But now there are fireworks inside me. Bursts of colourful joy. Now I have Louise. A new secret. She’s funny and sharp. A breath of fresh air after the arid winds of endless doctors’ wives limited company. She’s prettier than she thinks, and for the sake of half a stone she’d have a wonderful figure. Not lean and boyish like me, but curvy and feminine. She’s tough too, laughing at events in her life that other people would want sympathy or pity for. She really is quite wonderful.
I only half look at the daubs of paint bar-coding the bedroom wall – various shades of green with suitably expensive names. Pale Eau de Nil, Vert de Terre, Tunsgate Green, Olive Smoke. None whose colour you could ever guess from the name alone. I like them all. Together in a line they could be leaves from trees in a wood. I can’t choose a winner though, my brain is too busy buzzing with all the things that Louise and I can do together to focus on decor.

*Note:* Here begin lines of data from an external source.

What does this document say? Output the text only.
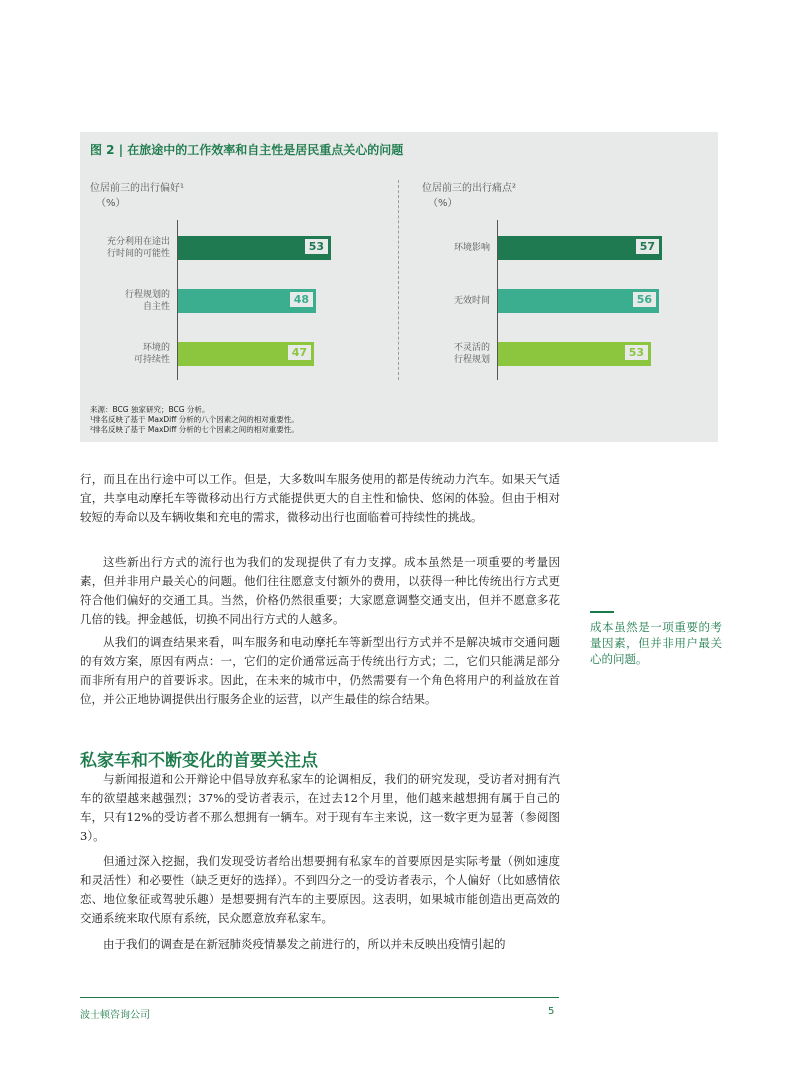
图 2 | 在旅途中的工作效率和自主性是居民重点关心的问题
位居前三的出行偏好¹
（%）
位居前三的出行痛点²
（%）
充分利用在途出
行时间的可能性
53
行程规划的
自主性
48
环境的
可持续性
47
环境影响	57
无效时间	56
不灵活的
行程规划
53
来源：BCG 独家研究；BCG 分析。
¹排名反映了基于 MaxDiff 分析的八个因素之间的相对重要性。
²排名反映了基于 MaxDiff 分析的七个因素之间的相对重要性。
行，而且在出行途中可以工作。但是，大多数叫车服务使用的都是传统动力汽车。如果天气适宜，共享电动摩托车等微移动出行方式能提供更大的自主性和愉快、悠闲的体验。但由于相对较短的寿命以及车辆收集和充电的需求，微移动出行也面临着可持续性的挑战。
这些新出行方式的流行也为我们的发现提供了有力支撑。成本虽然是一项重要的考量因素，但并非用户最关心的问题。他们往往愿意支付额外的费用，以获得一种比传统出行方式更符合他们偏好的交通工具。当然，价格仍然很重要；大家愿意调整交通支出，但并不愿意多花几倍的钱。押金越低，切换不同出行方式的人越多。
从我们的调查结果来看，叫车服务和电动摩托车等新型出行方式并不是解决城市交通问题的有效方案，原因有两点：一，它们的定价通常远高于传统出行方式；二，它们只能满足部分而非所有用户的首要诉求。因此，在未来的城市中，仍然需要有一个角色将用户的利益放在首位，并公正地协调提供出行服务企业的运营，以产生最佳的综合结果。
私家车和不断变化的首要关注点
与新闻报道和公开辩论中倡导放弃私家车的论调相反，我们的研究发现，受访者对拥有汽车的欲望越来越强烈；37%的受访者表示，在过去12个月里，他们越来越想拥有属于自己的车，只有12%的受访者不那么想拥有一辆车。对于现有车主来说，这一数字更为显著（参阅图3）。
但通过深入挖掘，我们发现受访者给出想要拥有私家车的首要原因是实际考量（例如速度和灵活性）和必要性（缺乏更好的选择）。不到四分之一的受访者表示，个人偏好（比如感情依恋、地位象征或驾驶乐趣）是想要拥有汽车的主要原因。这表明，如果城市能创造出更高效的交通系统来取代原有系统，民众愿意放弃私家车。
由于我们的调查是在新冠肺炎疫情暴发之前进行的，所以并未反映出疫情引起的
成本虽然是一项重要的考量因素，但并非用户最关心的问题。
波士顿咨询公司	5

Louise only works three days a week. That leaves plenty of time for girl things. The gym perhaps. Definitely. I can help her lose that little bit of extra flesh and tone up. Maybe get her to give up smoking. That would be good, and I can’t afford my hair and clothes to smell of cigarette smoke. That would betray us. David would know I had a new friend, and he wouldn’t like that.
We can drink wine in the garden together, or perhaps outside one of the little bistros on the Broadway, and talk and laugh like we did today. I want to know everything about her. I’m already fascinated by her. I’m lost in the imagined fun we’re going to have together.
I leave my tiny tins of paint and go and make a pot of peppermint tea. I push one of David’s pills down the kitchen sink plughole and run the tap to make sure it washes entirely away.
I take my tea out into the garden and the sunshine. It’s not long past lunchtime. I have some time before David’s next call and I want to enjoy having nothing to do but savour this wonderful feeling, and think and plan. I know Louise won’t tell David about our meeting. She isn’t like that. And she knows it wouldn’t do either of us any good.
It was so easy to meet her, thanks to the map David brought home from work, clearly marked up with her help and local knowledge. I navigated while we drove around the area on Sunday afternoon, visiting each of the locations marked down, seeing how the boutique shops petered out into pound shops and boarded-up fronts within the turn of a few streets. The underpasses that no one in their right mind but junkies would walk through. The cluster of tatty estate blocks only a mile or two away from our wonderful house. I also saw the primary school with the brightly coloured flowers painted on the walls. I read David’s scrawled note alongside the location.
After that, it was simple.
Two strangers colliding.
She didn’t suspect a thing.
11
THEN
David had been waiting on the line for at least ten minutes by the time they find her, high up in the tree by the lake, laughing with Rob. Nurse Marjorie’s doughy face is aghast at their carefree balancing between branches as she shouts at them to come down right now. Adele doesn’t need any encouragement – her heart is leaping at the thought of speaking to David – and Rob mutters something wryly about insurance and clients falling to their deaths, before faux slipping from the thick rough bark and causing Marjorie to shriek in a way that is very much against the calm of the Westlands’ ethos.
They laugh at her like naughty schoolkids, but Adele is already shimmying eagerly down, not caring where her stomach is getting grazed as her T-shirt rides up. She runs fast across the grass and into the house, not slowing in the corridors. Her face is flushed and her eyes sparkle. David is waiting. It feels like forever since his last call.
No mobile phones are allowed at the centre, contact with the outside world must be controlled, and there’s probably no signal anyway, but David is good at calling regularly. This week, however, he’s been in hospital again for his arm. As she reaches the small office and grabs for the old handset attached to the wall, the watch he can’t wear dangles on her wrist like a thick bracelet. It’s too big and manly for her, but she doesn’t care. Wearing his watch makes it feel like he’s with her.
‘Hi!’ she says, breathless, pushing her wild hair out of her face.
‘Where were you?’ he asks. It’s a bad line and he sounds so distant. ‘I was getting worried that you’d run away or something.’ He’s making it sound like a joke, but there’s concern bubbling underneath. She laughs and hears his quiet breathy surprise at the other end. She hasn’t laughed with him since it happened.
‘Don’t be silly,’ she says. ‘Where would I run to out here? It’s all moors. And we’ve seen American Werewolf in London, remember? I’m not wandering across that endless heath on my own. Anything could be out there. How was the hospital?’ she asks. ‘Are they going to give you a skin graft?’